Tom Temin: Just a final question. Is there a little sense that some unfortunate piece of history of the United States and Southeast Asia going back now 50-60 years really, is being corrected in the sense that now we’re cooperating on important issues that affect people in peacetime versus what it was in 1972 and 1962?
Diana Holland: Certainly, there is an appreciation for the United States today that they’ve had to overcome some of their past. We did talk about the fact not in these engagements, but with the U.S. Embassy, about their activities of de-mining. What the United States and the world are doing to help de-mine unexploded ordnance out of Laos. Still a lot of it is being found and disassembled and still casualties from it. So it is a huge concern, and it’s one of the U.S. number one priorities to help make up for that from the past.

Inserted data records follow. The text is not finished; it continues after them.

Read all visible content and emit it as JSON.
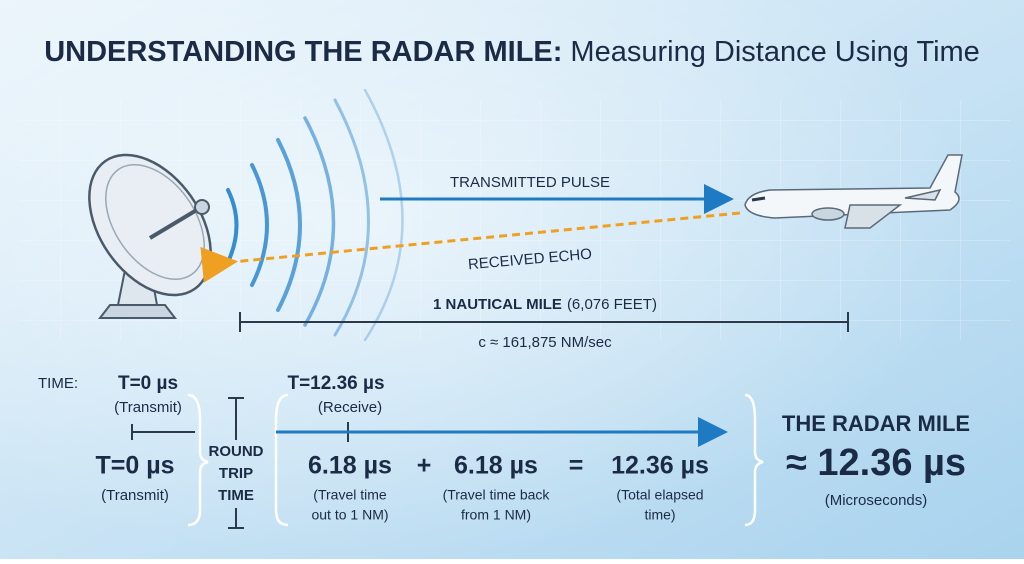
{
  "header": {
    "title_bold": "UNDERSTANDING THE RADAR MILE:",
    "title_rest": "Measuring Distance Using Time"
  },
  "diagram": {
    "transmitted": "TRANSMITTED PULSE",
    "received": "RECEIVED ECHO",
    "distance_bold": "1 NAUTICAL MILE",
    "distance_note": "(6,076 FEET)",
    "speed": "c ≈ 161,875 NM/sec"
  },
  "timeline": {
    "label": "TIME:",
    "start_time": "T=0 µs",
    "start_note": "(Transmit)",
    "end_time": "T=12.36 µs",
    "end_note": "(Receive)"
  },
  "equation": {
    "start_time": "T=0 µs",
    "start_note": "(Transmit)",
    "round_trip": [
      "ROUND",
      "TRIP",
      "TIME"
    ],
    "out_value": "6.18 µs",
    "out_note": [
      "(Travel time",
      "out to 1 NM)"
    ],
    "plus": "+",
    "back_value": "6.18 µs",
    "back_note": [
      "(Travel time back",
      "from 1 NM)"
    ],
    "equals": "=",
    "total_value": "12.36 µs",
    "total_note": [
      "(Total elapsed",
      "time)"
    ]
  },
  "result": {
    "title": "THE RADAR MILE",
    "value": "≈ 12.36 µs",
    "note": "(Microseconds)"
  }
}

Kirk Gibbs: This particular visit was so exciting just as General Holland was laying out. We hadn’t been face-to-face in about three years. And that’s because of COVID. What we have in common, and what was very clear to me, is we have a concern, some of it due to the impacts of climate change on water security for the people that live in our countries. Whether it’s to support agriculture, the fishing, the commerce. So water security is number one. And then we all I think we would agree with the Mekong countries, we care so much about our people in their safety, their livelihood, their welfare, and their ability to have healthy water that allows them to make a living and to provide for their families. We have that in common. And I think that’s very important. And so I think we are working closely together with numerous Pacific nations in those areas.
Tom Temin: And does the U.S. Army Corps of Engineers activities extend beyond the banks of the river there into those countries?
Kirk Gibbs: They absolutely do. Since 2007, the US Army corps has been doing many different types of work out in support of the Mekong countries. One example, we’ve completed about 160 humanitarian assistance projects, totaling about $58 million. Those include schools, health clinics, disaster and emergency response centers, operation centers, and then wells, the emplacement of wells. Each of those, what it has in common is the welfare of people, their people, and we do that in support of the Department of State and USAID. Those are some of the things that I’m very proud of and that type of work continues.
Tom Temin: Brigadier General Kirk Gibbs of the Army Corps of Engineers and you also heard from Major General Diana Holland discussing their support of the cooperative agreement between the Mississippi River and the Mekong River Commissions.